Un livre aperçu dans l'étagère des nouveautés de ma médiathèque, j'ai été attirée par le titre, puis la qualité du livre. Après la jolie préface d'Isabelle Adjani qui a incarné Adèle dans le film de François Truffaut "Adèle H." vu à sa sortie et qui m'avait fort impressionnée. J'avoue avoir eu besoin d'un rappel hors du livre car je ne savais pas pourquoi Victor Hugo s'était exilé : il était alors député et s'était vivement opposé au fait que Louis Napoléon Bonaparte se soit fait élire pour un nouveau mandat(*) par un coup d'état ; il était désormais proscrit et obligé de quitter la France.

(*) La Constitution de 1848 interdisait au Président de la République de se représenter à un second mandat.

Au début de l'exil, Adèle se comporte normalement, elle s'occupe avec la tenue du journal familial. J'ai vraiment trouvé que les autres membres exagèrent, l'empêchant de manger et de dormir pour être la scribe à l'instant "t". Une famille très bizarre ! J'ai peu aimé les passages des "tables qui tournent", un peu trop envahissantes dans le livre, et elles n'apportent pas grand chose au récit en dehors du fait que c'est une preuve toute la famille avait vraiment "un problème" ou s'ennuyait ferme dans son exil : parler avec les esprits, croire que des fantômes rodaient autour de leur maison ("la dame blanche" à Jersey).

On apprend qu'Adèle s'amourache d'un anglais mais l'union ne se réalise pas malgré une promesse de mariage signée par les deux protagonistes. Adèle trouvera un moyen de gagner son indépendance car elle refuse le mariage conventionnel mais elle ne peut subvenir à ses besoins : ses parents la financent avant de la faire rapatrier et l'interner dans un hôpital psychiatrique.

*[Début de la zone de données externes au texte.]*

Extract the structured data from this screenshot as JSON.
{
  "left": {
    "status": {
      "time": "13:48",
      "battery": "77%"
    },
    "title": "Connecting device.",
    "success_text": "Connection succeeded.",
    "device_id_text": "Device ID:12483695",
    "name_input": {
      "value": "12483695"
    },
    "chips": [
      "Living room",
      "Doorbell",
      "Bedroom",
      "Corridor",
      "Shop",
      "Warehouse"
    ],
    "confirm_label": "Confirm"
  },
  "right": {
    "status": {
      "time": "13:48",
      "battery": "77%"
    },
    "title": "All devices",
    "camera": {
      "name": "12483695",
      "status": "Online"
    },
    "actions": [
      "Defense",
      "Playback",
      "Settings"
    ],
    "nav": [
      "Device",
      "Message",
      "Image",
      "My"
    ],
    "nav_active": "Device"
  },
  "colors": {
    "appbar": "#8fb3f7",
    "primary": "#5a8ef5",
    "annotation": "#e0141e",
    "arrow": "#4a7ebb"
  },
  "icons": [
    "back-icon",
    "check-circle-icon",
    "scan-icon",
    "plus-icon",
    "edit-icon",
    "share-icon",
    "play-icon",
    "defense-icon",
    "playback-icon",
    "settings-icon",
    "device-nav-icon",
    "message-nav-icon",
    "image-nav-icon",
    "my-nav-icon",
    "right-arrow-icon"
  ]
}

C'est très émouvant sa fin de vie, elle meurt après ses frères et parents à l'âge de 84 ans, après être resté près de 40 ans dans une maison de soin.

Le livre est organisé de manière chronologique, et copieusement illustré, les photos sont très intéressantes mais les facsimilés des lettres sont malheureusement illisibles.
Le style est très agréable, l'auteur nous fait part de ses découvertes entre les extraits pertinents permettant le récit de son histoire tragique. Une très belle lecture.